The output above represents the coefficients from the regression model quantifying the impact of various musical features on track popularity. A positive coefficient indicates that an increase in the feature is associated with an increase in popularity, and vice versa for a negative coefficient.

For instance, Danceability (1.249640), Loudness (1.141456), Acousticness (2.469403), and Valence (2.125671) all have positive coefficients, suggesting that tracks with higher values in these features tend to be more popular.

On the contrary, Energy (-3.204815), Key (-3.189486), Mode (-5.859715), and Tempo (-1.865736) are negatively associated with popularity, indicating that higher values in these features could lead to lower popularity.
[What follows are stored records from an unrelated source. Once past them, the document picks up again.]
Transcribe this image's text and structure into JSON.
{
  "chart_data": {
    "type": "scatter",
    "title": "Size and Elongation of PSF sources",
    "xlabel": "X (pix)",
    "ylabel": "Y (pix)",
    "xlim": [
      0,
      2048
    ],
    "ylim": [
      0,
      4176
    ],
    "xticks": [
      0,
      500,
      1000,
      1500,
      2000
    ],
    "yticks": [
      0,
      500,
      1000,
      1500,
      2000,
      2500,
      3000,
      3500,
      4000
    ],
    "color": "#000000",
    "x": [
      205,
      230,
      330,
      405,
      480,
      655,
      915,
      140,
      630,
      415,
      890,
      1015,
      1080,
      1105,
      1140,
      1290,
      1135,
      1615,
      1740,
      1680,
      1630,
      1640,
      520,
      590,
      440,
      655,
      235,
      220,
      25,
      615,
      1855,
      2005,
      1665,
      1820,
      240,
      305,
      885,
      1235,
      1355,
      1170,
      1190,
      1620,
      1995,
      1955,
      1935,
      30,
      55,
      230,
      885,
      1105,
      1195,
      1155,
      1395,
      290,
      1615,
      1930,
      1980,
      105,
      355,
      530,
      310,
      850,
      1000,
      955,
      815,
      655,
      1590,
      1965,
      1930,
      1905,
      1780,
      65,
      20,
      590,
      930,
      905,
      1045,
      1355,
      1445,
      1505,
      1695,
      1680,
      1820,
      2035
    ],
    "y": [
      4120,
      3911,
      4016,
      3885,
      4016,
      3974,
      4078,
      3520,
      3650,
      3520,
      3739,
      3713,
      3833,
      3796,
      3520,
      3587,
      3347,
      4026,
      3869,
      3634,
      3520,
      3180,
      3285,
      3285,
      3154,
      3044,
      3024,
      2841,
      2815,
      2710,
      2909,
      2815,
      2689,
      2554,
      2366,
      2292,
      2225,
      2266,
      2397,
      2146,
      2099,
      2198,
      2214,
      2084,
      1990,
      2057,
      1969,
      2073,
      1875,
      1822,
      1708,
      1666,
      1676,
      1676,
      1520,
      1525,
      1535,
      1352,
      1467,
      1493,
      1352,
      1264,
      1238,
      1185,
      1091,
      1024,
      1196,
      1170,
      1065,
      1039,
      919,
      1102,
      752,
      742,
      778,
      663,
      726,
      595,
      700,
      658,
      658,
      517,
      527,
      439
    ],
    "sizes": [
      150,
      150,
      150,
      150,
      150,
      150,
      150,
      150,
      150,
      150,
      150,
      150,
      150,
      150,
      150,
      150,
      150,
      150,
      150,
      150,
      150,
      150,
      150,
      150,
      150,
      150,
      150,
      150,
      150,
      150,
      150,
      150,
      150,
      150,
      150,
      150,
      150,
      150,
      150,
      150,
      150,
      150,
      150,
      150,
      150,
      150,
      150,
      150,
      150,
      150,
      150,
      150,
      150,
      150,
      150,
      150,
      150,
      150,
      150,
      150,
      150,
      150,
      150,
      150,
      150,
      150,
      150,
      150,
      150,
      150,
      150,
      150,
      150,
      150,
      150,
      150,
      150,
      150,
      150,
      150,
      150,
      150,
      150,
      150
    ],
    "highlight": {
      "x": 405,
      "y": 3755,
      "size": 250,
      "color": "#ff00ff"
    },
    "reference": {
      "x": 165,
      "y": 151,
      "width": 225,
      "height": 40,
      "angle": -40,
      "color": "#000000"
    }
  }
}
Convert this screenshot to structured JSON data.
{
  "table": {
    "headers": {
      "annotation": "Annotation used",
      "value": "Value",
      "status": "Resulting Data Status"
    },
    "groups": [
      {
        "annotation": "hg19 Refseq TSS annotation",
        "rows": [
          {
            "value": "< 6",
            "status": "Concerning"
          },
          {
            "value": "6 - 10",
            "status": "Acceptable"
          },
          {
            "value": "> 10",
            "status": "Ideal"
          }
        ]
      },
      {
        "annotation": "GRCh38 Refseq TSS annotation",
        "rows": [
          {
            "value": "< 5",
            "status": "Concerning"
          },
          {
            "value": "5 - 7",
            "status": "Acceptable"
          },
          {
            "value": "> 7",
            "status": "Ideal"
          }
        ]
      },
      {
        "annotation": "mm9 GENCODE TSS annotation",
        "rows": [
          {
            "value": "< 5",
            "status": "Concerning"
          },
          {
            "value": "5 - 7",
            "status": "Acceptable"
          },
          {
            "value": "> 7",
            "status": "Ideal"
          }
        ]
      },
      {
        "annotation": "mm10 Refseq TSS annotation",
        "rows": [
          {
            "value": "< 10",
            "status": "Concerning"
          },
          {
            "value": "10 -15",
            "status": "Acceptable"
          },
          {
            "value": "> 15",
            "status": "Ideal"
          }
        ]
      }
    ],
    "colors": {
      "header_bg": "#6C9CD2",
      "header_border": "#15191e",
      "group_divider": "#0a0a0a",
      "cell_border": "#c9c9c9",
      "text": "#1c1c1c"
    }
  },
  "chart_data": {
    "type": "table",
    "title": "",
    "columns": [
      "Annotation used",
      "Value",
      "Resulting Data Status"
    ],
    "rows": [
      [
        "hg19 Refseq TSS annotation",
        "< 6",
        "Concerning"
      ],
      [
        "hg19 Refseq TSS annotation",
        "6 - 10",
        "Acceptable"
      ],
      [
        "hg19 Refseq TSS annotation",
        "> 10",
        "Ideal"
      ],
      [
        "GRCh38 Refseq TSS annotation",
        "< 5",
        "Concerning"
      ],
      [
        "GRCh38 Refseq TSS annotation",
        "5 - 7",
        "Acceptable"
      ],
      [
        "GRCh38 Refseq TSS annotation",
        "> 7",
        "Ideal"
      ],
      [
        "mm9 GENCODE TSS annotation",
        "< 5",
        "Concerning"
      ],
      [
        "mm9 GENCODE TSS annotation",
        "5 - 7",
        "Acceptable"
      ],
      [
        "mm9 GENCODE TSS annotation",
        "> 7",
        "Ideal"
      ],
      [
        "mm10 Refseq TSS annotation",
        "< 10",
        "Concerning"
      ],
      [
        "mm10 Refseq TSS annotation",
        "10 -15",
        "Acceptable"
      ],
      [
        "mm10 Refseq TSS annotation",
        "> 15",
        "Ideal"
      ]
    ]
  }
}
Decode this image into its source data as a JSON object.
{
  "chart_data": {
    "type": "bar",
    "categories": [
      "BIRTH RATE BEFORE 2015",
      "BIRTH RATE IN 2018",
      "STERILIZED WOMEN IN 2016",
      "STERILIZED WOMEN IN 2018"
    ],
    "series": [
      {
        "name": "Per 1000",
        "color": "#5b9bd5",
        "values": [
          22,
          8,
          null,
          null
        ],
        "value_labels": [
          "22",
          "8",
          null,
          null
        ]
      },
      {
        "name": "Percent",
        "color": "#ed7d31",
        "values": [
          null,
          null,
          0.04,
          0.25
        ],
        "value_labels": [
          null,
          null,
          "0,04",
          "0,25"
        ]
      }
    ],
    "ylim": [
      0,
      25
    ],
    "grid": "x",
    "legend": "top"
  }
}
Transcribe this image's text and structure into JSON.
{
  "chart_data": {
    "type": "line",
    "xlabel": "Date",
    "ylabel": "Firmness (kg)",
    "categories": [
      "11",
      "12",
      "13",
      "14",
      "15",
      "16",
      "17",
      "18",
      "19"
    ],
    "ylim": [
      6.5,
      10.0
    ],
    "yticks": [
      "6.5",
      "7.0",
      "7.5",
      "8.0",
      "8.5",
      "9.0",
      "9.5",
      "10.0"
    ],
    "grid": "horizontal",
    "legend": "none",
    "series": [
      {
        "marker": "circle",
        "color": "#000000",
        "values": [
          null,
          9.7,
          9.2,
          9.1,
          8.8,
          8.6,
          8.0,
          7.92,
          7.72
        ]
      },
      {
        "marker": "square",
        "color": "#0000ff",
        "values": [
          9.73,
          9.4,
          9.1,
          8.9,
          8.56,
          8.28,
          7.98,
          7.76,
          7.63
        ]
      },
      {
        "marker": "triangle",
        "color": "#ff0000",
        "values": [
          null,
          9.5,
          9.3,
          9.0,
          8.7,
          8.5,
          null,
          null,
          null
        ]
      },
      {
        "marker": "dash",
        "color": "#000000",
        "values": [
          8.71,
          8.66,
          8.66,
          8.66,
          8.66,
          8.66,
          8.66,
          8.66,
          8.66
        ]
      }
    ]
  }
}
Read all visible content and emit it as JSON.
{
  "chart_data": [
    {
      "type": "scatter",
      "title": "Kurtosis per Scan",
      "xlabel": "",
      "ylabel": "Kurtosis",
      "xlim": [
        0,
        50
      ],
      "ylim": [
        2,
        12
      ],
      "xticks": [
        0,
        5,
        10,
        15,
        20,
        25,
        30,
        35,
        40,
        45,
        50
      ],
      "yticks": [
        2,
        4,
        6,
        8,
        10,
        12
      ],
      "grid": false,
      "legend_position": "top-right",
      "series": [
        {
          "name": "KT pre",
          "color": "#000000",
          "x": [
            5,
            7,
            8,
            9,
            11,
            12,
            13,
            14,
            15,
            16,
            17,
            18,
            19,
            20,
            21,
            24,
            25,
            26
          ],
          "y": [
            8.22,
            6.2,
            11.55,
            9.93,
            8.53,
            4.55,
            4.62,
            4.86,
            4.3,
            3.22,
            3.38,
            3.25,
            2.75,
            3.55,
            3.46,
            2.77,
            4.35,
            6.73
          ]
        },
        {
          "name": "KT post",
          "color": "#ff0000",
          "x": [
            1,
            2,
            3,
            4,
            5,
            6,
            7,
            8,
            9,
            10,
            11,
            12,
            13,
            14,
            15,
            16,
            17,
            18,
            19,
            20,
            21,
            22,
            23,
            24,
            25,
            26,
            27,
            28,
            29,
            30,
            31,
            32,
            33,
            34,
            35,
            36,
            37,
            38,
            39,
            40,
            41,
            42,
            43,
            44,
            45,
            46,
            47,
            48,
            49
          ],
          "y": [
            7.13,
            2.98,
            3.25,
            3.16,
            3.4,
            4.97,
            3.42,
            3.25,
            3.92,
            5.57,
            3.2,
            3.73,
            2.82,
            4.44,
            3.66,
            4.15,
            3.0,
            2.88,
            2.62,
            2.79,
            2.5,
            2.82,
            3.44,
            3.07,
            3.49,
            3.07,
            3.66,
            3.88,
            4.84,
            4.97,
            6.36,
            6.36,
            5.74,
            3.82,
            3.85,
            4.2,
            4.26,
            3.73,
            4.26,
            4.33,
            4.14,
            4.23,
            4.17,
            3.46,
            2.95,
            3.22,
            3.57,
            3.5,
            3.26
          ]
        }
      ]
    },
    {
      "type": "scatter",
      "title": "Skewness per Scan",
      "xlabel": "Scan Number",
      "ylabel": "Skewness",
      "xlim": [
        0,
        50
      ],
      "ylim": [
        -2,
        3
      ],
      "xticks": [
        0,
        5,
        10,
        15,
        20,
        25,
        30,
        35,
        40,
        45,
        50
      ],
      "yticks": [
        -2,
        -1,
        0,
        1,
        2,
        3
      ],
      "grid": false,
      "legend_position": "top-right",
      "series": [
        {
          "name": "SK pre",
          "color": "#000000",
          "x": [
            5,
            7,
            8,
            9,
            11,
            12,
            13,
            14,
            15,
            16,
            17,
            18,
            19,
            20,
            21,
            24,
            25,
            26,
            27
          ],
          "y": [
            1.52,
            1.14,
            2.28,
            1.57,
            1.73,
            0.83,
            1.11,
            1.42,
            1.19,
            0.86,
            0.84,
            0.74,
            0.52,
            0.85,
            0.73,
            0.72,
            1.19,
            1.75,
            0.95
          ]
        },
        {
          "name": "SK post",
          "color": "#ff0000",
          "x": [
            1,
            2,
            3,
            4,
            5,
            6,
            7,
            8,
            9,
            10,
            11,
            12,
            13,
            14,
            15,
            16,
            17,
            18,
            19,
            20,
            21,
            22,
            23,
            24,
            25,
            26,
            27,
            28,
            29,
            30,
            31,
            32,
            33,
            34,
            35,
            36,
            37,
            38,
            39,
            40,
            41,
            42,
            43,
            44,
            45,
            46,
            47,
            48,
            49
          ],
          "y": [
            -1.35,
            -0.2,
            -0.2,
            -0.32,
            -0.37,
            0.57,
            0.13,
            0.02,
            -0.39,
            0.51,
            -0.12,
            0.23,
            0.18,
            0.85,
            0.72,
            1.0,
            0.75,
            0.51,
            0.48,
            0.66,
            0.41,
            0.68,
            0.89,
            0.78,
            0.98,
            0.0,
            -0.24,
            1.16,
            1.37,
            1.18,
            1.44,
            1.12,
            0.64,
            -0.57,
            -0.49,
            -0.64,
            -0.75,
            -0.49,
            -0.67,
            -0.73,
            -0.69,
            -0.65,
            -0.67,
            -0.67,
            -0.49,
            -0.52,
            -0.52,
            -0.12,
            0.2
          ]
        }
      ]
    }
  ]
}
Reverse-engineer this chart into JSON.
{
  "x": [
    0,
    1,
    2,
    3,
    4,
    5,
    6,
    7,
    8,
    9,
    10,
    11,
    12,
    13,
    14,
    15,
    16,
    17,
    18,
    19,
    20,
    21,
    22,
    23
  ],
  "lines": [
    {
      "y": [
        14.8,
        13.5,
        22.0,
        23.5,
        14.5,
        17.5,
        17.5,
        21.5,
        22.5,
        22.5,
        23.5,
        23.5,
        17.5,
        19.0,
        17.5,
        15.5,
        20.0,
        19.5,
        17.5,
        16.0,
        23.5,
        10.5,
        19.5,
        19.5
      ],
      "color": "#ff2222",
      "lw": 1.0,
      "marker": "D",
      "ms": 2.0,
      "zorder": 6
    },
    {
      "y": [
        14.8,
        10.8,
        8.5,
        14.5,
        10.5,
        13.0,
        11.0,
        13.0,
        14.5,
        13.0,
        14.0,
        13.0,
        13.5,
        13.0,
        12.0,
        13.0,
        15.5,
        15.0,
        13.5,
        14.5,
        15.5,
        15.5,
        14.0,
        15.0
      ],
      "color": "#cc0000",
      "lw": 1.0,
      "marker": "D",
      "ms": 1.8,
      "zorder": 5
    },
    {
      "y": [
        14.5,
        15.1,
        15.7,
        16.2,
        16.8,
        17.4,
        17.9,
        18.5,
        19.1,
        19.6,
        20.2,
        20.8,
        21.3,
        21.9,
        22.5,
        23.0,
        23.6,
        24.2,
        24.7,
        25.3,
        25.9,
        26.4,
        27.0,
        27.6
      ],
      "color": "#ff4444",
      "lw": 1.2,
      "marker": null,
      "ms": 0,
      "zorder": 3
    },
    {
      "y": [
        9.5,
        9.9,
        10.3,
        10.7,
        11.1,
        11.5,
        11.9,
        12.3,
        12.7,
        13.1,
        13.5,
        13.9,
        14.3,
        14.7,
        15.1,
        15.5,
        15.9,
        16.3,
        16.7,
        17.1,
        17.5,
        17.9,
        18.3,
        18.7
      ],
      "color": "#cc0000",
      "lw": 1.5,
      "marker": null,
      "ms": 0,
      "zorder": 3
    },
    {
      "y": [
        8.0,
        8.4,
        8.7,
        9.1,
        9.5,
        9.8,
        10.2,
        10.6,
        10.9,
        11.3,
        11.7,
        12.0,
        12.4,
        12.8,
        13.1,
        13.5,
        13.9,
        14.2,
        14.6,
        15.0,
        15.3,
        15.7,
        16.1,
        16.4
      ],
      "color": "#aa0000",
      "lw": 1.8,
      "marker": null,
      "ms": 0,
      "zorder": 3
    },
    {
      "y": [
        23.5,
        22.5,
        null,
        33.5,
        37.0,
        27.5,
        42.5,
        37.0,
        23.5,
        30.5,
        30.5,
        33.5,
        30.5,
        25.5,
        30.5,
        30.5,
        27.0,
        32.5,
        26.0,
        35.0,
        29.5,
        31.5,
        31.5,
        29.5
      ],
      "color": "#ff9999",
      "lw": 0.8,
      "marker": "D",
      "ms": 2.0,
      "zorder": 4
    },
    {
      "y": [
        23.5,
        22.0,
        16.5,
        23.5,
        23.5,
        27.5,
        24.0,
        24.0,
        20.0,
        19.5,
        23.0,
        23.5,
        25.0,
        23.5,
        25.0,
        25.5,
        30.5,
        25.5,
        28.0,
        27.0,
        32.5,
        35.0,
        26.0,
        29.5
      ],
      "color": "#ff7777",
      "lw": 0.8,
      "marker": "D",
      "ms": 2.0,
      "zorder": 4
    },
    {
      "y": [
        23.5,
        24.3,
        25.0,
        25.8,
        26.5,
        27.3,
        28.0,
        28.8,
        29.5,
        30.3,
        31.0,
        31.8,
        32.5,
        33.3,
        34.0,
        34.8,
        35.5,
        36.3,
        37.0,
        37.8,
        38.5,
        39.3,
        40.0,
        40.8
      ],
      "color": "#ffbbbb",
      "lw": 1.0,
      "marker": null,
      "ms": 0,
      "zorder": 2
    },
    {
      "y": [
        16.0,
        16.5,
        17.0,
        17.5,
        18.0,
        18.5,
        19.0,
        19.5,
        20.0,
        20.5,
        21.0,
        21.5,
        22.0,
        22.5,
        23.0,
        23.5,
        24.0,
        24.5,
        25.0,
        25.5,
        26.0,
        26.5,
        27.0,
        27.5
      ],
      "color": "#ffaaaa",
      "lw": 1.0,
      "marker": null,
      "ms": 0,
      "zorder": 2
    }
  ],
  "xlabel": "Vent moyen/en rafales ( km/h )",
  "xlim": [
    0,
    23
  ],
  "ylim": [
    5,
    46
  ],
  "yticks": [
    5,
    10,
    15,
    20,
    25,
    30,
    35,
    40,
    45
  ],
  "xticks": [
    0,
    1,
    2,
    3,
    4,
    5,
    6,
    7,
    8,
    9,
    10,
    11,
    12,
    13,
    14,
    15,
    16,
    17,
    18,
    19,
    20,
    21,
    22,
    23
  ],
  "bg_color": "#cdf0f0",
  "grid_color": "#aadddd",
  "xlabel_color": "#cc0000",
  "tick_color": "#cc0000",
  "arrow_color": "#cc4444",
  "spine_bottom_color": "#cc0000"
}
The coefficients for Explicit (1.620926e-14) and Speechiness (0.03398224) suggest a negligible impact on the popularity, with Explicit essentially having no effect. Instrumentalness (0.3390750) shows a minor positive influence.

Summary

So, Statistical modelling is a mathematical framework used to describe the relationships between variables in the form of equations, usually involving stochastic elements (randomness). It is primarily focused on inference, which means understanding the relationships between variables and quantifying how certain factors influence outcomes.